Question 81: When is the cluster mode is not suitable for the Spark application?

Answer: Cluster mode is not well suited for the application, which require to be interactive for example if application require user input, such as spark-shell and pyspark. Hence, driver program needs to run as part of client application process, which initiates the Spark application.

Question 82: What is the client deployment mode?

Answer: When application submitted in this mode, Spark driver will run on the host where the Job is submitted. The ApplicationMaster is responsible only for requesting executor containers from YARN. After the container start, the client communicates with the containers to schedule work.
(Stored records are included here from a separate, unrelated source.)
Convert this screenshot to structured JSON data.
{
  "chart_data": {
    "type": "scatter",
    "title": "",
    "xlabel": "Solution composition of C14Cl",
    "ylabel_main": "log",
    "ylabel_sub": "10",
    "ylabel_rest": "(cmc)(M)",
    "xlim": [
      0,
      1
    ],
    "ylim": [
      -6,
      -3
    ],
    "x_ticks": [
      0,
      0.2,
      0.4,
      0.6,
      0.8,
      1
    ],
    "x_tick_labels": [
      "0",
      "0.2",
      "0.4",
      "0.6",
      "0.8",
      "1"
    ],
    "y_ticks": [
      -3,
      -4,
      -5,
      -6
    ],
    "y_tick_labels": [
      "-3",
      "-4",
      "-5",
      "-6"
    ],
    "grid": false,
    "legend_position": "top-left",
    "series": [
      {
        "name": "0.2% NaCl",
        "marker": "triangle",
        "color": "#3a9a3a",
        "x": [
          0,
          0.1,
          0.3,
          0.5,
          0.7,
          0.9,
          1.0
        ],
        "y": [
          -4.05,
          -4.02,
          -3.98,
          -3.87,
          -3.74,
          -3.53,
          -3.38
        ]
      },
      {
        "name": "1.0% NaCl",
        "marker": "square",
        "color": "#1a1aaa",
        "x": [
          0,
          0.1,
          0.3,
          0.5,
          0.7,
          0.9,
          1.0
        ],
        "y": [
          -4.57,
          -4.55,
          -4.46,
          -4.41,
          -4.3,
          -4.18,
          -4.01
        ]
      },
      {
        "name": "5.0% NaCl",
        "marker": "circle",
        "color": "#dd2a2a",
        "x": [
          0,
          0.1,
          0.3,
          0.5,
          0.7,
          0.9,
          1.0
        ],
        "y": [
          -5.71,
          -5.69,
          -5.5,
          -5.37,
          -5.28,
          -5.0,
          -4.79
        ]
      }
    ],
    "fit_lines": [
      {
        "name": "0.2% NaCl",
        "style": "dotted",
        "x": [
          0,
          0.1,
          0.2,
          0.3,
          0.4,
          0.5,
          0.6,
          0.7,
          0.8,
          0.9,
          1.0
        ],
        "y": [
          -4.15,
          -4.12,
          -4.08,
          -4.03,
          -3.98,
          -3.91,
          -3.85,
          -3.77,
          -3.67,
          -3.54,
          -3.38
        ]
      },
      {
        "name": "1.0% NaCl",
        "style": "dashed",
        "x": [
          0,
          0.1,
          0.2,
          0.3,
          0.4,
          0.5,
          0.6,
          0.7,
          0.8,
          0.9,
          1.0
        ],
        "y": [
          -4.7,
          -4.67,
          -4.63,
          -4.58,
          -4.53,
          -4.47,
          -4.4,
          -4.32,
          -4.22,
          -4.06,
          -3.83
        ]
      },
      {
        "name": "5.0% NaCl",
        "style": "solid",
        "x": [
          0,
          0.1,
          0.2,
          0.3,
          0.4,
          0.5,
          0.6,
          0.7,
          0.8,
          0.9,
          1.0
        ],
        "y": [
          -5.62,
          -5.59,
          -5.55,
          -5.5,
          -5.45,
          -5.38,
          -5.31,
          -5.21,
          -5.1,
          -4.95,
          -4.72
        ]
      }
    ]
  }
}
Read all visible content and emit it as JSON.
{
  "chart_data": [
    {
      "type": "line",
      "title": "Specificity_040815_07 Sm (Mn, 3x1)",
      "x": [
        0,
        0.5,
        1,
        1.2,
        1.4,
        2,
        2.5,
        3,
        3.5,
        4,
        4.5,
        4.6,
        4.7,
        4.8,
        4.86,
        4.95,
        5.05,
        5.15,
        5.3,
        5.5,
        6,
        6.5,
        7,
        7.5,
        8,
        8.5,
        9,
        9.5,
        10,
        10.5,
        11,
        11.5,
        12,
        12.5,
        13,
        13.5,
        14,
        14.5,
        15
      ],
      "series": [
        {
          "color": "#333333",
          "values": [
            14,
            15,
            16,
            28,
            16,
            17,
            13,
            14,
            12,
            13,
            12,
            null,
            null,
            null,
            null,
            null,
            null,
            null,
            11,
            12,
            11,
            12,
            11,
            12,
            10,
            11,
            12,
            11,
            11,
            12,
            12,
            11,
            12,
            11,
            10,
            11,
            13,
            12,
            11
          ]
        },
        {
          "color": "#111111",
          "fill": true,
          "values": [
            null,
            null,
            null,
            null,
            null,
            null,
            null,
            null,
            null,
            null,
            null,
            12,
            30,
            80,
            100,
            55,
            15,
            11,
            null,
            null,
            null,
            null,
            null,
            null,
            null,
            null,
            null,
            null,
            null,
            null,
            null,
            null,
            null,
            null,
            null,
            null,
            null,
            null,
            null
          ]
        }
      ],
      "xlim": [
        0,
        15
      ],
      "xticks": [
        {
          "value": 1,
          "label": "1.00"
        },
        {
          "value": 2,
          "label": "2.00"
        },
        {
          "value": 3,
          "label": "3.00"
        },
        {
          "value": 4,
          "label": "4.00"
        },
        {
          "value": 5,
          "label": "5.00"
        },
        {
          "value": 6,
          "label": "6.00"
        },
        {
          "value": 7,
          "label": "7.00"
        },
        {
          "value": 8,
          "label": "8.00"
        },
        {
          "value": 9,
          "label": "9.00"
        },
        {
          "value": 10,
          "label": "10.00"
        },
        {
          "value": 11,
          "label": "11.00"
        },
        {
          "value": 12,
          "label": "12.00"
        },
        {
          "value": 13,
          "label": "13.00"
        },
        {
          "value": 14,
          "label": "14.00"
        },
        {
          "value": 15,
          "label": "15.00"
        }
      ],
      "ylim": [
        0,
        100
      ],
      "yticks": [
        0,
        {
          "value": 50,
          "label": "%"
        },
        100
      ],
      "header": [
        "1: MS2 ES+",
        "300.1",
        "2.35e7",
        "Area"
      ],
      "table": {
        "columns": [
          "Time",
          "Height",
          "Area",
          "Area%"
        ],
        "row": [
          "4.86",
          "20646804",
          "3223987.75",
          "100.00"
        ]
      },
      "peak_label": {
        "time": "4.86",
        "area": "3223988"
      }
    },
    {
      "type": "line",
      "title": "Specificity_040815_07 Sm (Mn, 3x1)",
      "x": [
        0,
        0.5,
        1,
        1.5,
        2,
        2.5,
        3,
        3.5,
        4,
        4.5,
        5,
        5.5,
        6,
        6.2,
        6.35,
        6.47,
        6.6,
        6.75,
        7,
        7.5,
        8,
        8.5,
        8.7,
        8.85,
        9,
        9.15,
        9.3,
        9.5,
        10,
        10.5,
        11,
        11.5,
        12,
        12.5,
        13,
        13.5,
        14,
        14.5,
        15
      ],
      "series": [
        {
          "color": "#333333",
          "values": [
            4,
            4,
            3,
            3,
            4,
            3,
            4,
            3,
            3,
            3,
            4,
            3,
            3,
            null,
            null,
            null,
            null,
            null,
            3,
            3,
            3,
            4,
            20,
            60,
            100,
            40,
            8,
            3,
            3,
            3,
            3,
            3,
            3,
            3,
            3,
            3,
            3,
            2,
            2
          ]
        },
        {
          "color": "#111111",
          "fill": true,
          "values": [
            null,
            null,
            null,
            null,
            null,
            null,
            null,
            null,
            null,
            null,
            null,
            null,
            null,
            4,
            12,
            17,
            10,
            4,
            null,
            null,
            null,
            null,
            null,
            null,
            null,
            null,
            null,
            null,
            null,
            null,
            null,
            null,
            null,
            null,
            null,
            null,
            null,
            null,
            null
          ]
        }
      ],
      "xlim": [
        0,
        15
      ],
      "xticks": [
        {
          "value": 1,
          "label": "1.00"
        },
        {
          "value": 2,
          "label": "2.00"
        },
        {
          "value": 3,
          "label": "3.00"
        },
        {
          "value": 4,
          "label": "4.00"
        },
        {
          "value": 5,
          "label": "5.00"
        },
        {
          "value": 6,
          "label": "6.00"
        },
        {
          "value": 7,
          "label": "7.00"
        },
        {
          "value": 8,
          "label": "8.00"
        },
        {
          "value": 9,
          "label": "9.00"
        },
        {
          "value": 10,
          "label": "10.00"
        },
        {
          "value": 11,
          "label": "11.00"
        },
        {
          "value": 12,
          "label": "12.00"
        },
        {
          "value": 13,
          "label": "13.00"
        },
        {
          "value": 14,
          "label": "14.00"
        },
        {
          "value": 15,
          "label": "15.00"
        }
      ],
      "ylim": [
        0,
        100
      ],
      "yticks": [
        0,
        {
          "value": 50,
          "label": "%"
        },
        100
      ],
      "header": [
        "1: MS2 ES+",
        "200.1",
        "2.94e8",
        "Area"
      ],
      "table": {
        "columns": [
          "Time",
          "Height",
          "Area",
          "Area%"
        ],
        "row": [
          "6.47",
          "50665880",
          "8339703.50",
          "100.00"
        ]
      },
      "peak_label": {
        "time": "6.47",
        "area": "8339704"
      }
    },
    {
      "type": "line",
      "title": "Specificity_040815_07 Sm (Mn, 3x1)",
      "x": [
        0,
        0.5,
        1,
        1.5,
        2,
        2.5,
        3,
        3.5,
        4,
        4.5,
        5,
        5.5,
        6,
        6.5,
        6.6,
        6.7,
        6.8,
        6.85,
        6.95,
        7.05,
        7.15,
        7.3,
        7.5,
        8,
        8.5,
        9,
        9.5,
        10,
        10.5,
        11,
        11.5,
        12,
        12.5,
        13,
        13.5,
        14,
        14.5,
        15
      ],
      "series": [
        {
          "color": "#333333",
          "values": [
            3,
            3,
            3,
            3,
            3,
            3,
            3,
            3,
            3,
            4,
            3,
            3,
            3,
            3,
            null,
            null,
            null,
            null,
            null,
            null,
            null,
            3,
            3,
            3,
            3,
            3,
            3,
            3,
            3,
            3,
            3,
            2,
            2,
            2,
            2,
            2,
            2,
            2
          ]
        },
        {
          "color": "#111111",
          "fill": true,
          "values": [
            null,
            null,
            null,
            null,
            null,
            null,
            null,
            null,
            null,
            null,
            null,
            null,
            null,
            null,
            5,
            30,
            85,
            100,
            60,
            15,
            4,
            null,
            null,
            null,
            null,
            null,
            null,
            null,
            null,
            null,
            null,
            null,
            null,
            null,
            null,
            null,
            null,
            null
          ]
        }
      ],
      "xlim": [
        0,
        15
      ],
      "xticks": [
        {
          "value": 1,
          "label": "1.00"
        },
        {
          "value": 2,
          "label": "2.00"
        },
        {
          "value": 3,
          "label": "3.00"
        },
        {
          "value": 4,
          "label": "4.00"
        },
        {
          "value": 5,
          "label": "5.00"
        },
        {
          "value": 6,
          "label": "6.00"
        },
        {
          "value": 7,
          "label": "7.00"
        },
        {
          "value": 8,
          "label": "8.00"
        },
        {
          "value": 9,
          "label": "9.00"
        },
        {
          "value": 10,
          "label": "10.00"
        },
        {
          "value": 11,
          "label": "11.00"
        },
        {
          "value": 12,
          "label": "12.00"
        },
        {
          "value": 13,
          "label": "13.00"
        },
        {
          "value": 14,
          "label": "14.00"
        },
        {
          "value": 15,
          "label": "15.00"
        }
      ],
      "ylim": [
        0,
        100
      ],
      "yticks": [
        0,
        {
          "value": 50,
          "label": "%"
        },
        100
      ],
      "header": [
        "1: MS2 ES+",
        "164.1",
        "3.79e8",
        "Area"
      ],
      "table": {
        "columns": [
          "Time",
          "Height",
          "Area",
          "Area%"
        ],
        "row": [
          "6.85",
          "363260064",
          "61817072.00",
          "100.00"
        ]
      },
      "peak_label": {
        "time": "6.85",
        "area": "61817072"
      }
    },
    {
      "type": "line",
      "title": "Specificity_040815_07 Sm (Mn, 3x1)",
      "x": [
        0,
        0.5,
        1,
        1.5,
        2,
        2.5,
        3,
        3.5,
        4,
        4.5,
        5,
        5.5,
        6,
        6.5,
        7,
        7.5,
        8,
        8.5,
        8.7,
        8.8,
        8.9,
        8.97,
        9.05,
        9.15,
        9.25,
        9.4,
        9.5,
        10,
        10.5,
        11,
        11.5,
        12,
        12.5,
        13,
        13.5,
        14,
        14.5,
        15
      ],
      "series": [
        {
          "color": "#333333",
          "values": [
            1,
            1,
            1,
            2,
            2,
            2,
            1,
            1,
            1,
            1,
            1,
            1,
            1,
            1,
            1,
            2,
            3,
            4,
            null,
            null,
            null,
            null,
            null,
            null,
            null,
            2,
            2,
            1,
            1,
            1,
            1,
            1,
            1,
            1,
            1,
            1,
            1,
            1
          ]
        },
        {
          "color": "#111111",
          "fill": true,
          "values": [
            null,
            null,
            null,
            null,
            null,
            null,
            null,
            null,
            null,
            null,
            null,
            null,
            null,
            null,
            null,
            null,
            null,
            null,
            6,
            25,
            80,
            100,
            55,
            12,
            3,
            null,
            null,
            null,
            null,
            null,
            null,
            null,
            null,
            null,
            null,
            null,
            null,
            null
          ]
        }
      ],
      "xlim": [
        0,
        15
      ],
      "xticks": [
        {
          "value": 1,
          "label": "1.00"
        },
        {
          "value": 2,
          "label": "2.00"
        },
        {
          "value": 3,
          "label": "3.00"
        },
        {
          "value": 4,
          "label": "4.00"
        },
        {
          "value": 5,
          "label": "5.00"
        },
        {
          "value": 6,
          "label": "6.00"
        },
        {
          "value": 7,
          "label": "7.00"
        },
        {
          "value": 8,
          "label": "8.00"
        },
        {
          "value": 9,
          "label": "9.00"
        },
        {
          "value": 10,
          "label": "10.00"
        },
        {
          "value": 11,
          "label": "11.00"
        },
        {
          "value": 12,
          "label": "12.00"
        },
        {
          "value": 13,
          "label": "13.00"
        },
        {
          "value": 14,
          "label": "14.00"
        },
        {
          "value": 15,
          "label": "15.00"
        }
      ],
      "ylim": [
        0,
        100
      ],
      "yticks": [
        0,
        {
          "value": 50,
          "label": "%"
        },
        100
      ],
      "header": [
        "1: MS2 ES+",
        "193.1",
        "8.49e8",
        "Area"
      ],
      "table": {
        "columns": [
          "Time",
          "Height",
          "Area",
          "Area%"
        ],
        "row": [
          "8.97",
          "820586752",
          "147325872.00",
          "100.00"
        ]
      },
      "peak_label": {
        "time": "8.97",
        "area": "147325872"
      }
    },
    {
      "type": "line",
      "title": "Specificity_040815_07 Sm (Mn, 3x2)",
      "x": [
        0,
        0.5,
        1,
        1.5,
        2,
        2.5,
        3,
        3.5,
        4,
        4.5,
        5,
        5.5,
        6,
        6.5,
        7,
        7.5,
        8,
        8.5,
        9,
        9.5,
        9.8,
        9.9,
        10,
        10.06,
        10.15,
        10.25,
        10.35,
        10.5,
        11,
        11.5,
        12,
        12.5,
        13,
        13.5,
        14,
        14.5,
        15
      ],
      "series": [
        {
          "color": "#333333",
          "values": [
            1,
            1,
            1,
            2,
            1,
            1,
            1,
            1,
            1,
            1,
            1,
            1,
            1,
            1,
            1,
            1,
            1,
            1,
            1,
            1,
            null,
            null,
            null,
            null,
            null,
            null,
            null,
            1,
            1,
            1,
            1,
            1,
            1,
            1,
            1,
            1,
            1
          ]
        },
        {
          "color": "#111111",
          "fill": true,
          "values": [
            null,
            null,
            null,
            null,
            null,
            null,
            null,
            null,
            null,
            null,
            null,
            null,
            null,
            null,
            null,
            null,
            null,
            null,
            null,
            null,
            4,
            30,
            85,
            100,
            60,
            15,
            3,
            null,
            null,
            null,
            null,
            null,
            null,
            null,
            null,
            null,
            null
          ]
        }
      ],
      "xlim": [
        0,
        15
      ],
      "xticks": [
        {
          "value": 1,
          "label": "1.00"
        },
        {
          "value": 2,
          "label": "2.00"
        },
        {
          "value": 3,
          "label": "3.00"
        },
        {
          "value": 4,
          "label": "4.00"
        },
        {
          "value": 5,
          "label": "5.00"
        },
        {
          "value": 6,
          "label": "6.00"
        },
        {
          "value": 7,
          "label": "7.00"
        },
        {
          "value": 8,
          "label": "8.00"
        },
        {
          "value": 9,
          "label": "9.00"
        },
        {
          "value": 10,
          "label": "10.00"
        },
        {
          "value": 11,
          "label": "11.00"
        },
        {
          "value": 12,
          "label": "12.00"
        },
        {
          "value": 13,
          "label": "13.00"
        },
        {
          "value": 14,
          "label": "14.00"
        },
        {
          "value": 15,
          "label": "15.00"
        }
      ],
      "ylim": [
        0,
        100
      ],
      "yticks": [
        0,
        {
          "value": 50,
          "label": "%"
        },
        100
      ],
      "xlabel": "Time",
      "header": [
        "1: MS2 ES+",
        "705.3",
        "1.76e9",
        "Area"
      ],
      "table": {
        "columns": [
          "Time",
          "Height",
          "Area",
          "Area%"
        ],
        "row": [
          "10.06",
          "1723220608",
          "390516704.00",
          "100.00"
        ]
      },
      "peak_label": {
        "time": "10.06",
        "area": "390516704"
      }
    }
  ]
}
Question 83: How do you run Spark shell on YARN?

Answer: To run spark-shell or pyspark client on YARN, use the --master yarn --deploy-mode client, when you start the application.

Question 84: How can you monitor and debug the Spark application submitted over YARN?

Answer: To obtain information about Spark application behavior you can for logging information go to YARN logs and the Spark web application UI.

Question 85: What advantages you will get when you consider Java/Scala for running your Spark application, rather than Pyspark?

Answer: As you know, Scala also uses the Java/JVM, and both has the same advantages. Also, best thing is Spark framework is written using Scala. So Spark with Java and Scala offers many advantages: platform independence by running inside the JVM, self-contained packaging of code and its dependencies into single JAR files, and higher performance because Spark itself runs in the JVM. You lose these advantages when using the Spark Python API.